The station equipped with solar panels will be a huge spacecraft on a geosynchronous orbit, 36,000km above the ground. The power produced from this station would be converted to microwaves or lasers and transmitted to a collector on Earth, reports Xinhua news agency.

"The problem with power generated from solar plants on ground is that it fluctuates with night and day and weather, however a space generator is predicted to be efficient 99% of the time."

According to the Chinese Academy of Sciences academician and an International Academy of Astronautics member Wang Xiji, this fiction has a scientific basis.

Wang 93, who has dedicated more than five decades on space technology research was quoted by Xinhua as saying : "An economically viable space power station would be really huge, with the total area of the solar panels reaching 5sq km to 6sq km."

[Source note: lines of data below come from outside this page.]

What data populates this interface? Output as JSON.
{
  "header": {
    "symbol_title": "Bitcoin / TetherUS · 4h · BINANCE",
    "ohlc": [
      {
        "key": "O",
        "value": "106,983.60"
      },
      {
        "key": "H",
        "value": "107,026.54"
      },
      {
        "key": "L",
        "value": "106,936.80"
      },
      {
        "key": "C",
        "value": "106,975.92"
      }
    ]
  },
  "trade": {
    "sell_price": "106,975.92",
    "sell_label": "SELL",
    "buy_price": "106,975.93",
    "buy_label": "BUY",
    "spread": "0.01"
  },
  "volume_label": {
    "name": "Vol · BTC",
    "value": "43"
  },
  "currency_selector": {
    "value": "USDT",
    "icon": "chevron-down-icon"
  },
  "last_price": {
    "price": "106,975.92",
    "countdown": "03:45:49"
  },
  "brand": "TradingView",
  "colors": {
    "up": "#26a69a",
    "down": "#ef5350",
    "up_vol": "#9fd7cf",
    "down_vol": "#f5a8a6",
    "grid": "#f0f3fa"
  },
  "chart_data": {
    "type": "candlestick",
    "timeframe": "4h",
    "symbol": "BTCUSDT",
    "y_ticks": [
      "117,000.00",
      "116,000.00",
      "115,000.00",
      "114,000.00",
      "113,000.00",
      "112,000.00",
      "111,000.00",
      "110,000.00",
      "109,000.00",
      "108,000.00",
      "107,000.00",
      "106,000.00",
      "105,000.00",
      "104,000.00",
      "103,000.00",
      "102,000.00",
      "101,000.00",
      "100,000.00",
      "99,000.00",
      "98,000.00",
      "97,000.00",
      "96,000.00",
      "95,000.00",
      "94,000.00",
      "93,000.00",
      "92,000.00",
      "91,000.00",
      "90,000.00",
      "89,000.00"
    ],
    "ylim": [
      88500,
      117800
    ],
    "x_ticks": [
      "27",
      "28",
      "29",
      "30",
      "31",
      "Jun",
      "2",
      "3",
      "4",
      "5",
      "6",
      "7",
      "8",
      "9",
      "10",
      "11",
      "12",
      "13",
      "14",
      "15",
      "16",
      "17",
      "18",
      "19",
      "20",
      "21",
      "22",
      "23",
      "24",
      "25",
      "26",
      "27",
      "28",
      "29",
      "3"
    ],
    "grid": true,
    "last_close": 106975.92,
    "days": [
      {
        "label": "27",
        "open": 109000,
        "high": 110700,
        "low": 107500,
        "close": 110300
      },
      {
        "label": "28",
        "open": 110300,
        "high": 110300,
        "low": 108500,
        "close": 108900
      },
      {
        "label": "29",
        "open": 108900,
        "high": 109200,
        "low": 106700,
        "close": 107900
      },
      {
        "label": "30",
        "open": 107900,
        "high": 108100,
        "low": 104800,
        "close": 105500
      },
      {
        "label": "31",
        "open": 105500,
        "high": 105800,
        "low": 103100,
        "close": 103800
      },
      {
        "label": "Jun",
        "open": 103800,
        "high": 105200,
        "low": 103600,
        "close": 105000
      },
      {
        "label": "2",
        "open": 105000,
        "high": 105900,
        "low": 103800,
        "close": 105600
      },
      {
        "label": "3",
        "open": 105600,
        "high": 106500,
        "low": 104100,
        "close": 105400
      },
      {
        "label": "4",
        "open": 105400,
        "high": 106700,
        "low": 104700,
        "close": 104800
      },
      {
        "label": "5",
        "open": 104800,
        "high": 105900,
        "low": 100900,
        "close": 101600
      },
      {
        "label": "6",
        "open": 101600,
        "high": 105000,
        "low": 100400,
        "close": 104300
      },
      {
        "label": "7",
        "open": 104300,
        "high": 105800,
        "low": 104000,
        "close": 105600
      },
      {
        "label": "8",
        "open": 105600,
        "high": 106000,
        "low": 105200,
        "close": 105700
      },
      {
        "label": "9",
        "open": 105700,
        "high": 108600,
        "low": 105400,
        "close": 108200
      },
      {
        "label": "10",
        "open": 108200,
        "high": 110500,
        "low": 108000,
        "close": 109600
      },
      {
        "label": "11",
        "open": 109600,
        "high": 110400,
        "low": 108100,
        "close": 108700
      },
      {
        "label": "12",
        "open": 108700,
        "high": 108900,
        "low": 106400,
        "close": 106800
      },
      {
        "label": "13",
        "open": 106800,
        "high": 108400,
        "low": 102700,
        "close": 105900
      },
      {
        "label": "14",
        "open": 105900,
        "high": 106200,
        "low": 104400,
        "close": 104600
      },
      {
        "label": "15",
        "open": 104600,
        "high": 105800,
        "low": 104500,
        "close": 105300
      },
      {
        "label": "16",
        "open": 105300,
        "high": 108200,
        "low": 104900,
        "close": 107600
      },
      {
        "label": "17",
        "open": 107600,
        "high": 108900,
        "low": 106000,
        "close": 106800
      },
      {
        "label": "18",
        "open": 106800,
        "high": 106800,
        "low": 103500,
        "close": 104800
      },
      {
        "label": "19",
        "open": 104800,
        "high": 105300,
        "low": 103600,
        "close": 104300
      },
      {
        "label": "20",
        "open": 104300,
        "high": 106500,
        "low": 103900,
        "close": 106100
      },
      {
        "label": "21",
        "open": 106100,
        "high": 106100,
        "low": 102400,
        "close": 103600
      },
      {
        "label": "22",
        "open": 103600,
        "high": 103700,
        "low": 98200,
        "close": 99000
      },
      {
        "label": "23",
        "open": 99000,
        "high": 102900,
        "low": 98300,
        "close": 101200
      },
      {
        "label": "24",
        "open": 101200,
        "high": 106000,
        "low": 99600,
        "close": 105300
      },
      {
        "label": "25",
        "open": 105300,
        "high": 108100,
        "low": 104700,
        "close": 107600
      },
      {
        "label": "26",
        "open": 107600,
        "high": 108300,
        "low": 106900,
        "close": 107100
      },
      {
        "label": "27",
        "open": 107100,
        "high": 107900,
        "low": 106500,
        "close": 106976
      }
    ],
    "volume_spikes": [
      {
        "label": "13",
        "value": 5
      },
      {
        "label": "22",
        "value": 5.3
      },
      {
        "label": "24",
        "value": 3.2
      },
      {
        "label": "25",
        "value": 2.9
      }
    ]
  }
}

This is something equivalent to 12 of Beijing’s Tiananmen Square, which is the largest public square in the world.

The problem with power generated from solar plants on ground is that it fluctuates with night and day and weather, however a space generator is predicted to be efficient 99% of the time.

Some countries such as US and Japan are also studying the idea of a solar power station in space. However, this plan is ridden with several hurdles. For instance, a space power station would weigh 10,000t, but few rockets can carry a payload of more than 100t to low Earth orbit.

To overcome this problem, Wang, who designed the country’s first carrier rocket over four decades ago, suggests: "We need a cheap heavy-lift launch vehicle.

"We also need to make very thin and light solar panels. The weight of the panel must be less than 200g per square metre."

China Academy of Space Technology vice-president Li Ming was quoted as saying: "China will build a space station in approximately 2020, which will open an opportunity to develop space solar power technology."